The funding will support the Statistical Alliance for Vital Events (SAVE) program through which 20 scholars — 50 per cent of whom are women — from Ethiopia, India, Mexico, Mozambique and Canada will learn to apply novel multidisciplinary research methods to improve MCH surveillance systems and link data to national MCH programs and policies.
“Counting the world’s deaths and finding out why people die provide much-needed evidence and accountability to produce a roadmap to better health, but essential surveillance systems are rare in most low- and middle-income countries,” said Jha, Dalla Lana Chair in Epidemiology and Global Health at the Dalla Lana School of Public Health.
“These scholars will be trained to develop routine, reliable, low-cost, long-term surveillance of health conditions that impact their respective populations, evaluate the success of interventions and improve accountability for health expenditures,” said Jha, who is also founder of the Centre for Global Health Research at St. Michael’s Hospital.
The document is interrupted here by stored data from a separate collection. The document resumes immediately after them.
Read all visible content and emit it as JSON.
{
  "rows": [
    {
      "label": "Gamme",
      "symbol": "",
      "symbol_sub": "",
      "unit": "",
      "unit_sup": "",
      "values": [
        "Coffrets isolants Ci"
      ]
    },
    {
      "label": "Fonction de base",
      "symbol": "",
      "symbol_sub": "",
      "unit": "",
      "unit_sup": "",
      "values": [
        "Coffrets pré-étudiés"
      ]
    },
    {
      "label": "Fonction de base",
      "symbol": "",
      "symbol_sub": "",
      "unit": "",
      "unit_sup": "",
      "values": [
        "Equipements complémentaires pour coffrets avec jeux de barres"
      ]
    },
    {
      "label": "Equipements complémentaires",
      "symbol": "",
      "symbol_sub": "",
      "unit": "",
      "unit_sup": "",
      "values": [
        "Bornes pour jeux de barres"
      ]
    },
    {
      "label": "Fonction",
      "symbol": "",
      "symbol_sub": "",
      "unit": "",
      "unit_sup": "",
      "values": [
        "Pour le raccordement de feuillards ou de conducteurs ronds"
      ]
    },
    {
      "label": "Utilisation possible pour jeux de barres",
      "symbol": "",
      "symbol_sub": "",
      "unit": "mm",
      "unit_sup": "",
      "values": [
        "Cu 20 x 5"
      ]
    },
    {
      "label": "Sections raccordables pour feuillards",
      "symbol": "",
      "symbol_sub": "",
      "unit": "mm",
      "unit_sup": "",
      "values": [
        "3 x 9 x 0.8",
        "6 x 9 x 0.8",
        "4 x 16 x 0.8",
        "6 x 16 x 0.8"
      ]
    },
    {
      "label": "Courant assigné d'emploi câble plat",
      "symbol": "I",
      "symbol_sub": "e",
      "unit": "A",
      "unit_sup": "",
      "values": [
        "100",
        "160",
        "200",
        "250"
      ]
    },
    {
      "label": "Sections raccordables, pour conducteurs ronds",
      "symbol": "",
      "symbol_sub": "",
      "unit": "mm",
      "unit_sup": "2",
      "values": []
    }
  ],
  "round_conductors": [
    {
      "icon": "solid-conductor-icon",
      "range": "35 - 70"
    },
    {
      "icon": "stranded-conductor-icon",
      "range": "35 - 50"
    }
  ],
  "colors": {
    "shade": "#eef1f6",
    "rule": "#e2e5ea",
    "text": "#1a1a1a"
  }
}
The SAVE program — a partnership between the Dalla Lana School of Public Health’s Collaborative Specialization in Global Health, and the Centre for Global Health Research — is one of 23 national research projects funded by the Canadian Queen Elizabeth II Diamond Jubilee Advanced Scholars (QES) Program that supports doctoral, postdoctoral and early-career level scholars to undertake global research projects.
The QES Program is managed through a unique partnership between Universities Canada, the Rideau Hall Foundation, Community Foundations of Canada and Canadian universities. It is made possible with financial support from the International Development Research Centre and the Social Sciences and Humanities Research Council.